Hauberin glanced up as though by chance to see a second slender form stone-still in shadow on the ridge; it would have been totally invisible to human sight. “Well now, it seems they aren’t just legends after all.”

“They?” Matilde whispered. “Are those Fées?”

Invisible to
Powerless
human sight, Hauberin amended. “Probably. They don’t quite
feel
like anyone out of Faerie, though . . . An interesting problem, eh, Alliar?”

Matilde glanced sharply from being to prince. “This is hardly the time for a discussion!
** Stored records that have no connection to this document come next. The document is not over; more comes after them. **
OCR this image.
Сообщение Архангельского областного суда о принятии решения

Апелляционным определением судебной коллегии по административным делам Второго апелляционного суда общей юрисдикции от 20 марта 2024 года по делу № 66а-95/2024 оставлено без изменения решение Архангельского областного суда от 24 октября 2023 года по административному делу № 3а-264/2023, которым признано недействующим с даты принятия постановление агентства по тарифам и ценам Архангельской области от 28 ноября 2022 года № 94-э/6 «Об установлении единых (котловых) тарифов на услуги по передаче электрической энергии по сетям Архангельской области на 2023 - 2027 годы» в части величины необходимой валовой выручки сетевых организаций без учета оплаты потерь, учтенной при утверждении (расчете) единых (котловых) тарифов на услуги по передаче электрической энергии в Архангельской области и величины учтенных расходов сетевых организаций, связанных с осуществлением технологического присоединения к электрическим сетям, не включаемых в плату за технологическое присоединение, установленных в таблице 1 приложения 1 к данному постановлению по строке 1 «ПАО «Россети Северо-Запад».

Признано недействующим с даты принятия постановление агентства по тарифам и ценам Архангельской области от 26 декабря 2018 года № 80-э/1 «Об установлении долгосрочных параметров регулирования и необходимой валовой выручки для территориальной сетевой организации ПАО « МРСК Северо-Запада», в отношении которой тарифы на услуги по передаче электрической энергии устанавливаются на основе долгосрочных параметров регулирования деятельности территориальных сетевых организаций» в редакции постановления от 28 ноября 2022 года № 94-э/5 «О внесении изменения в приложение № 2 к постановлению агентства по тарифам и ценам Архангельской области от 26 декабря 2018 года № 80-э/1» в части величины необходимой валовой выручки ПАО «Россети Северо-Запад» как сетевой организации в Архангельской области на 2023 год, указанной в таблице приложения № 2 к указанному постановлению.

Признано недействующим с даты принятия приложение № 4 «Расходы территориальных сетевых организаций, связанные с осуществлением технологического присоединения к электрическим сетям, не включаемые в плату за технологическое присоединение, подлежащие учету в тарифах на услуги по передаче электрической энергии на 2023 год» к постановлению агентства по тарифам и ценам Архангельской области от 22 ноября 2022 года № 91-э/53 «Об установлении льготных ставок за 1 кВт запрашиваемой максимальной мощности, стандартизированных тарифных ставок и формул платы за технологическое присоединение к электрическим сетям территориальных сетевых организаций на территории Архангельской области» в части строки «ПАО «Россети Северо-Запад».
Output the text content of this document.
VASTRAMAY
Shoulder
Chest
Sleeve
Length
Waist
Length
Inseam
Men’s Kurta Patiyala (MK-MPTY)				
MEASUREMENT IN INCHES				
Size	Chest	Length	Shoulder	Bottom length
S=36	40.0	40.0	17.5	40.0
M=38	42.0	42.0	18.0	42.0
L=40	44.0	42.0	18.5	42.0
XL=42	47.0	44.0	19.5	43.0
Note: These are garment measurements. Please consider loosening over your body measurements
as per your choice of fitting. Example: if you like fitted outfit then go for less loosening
You’re not just going to ignore them, are you?”

The prince completely relaxed his concentration on ring and conversation, sending his senses roving delicately out, testing,
feeling
those mysterious other presences,
feeling
that oddly distorted Power of theirs rousing in response to his own before he could count them. He smoothly withdrew back into himself before any of them could accidentally snare him. However many there were—not as many, he sensed, as the Fées would have liked, more, certainly, than he would have liked—they were too many to fight. Nor, judging from the coldness he’d felt, were they in any mood for a parlay.

“Until we’re sure how many of them there are,” Hauberin said belatedly, “and why they’re watching us, ignoring them is all we can do.”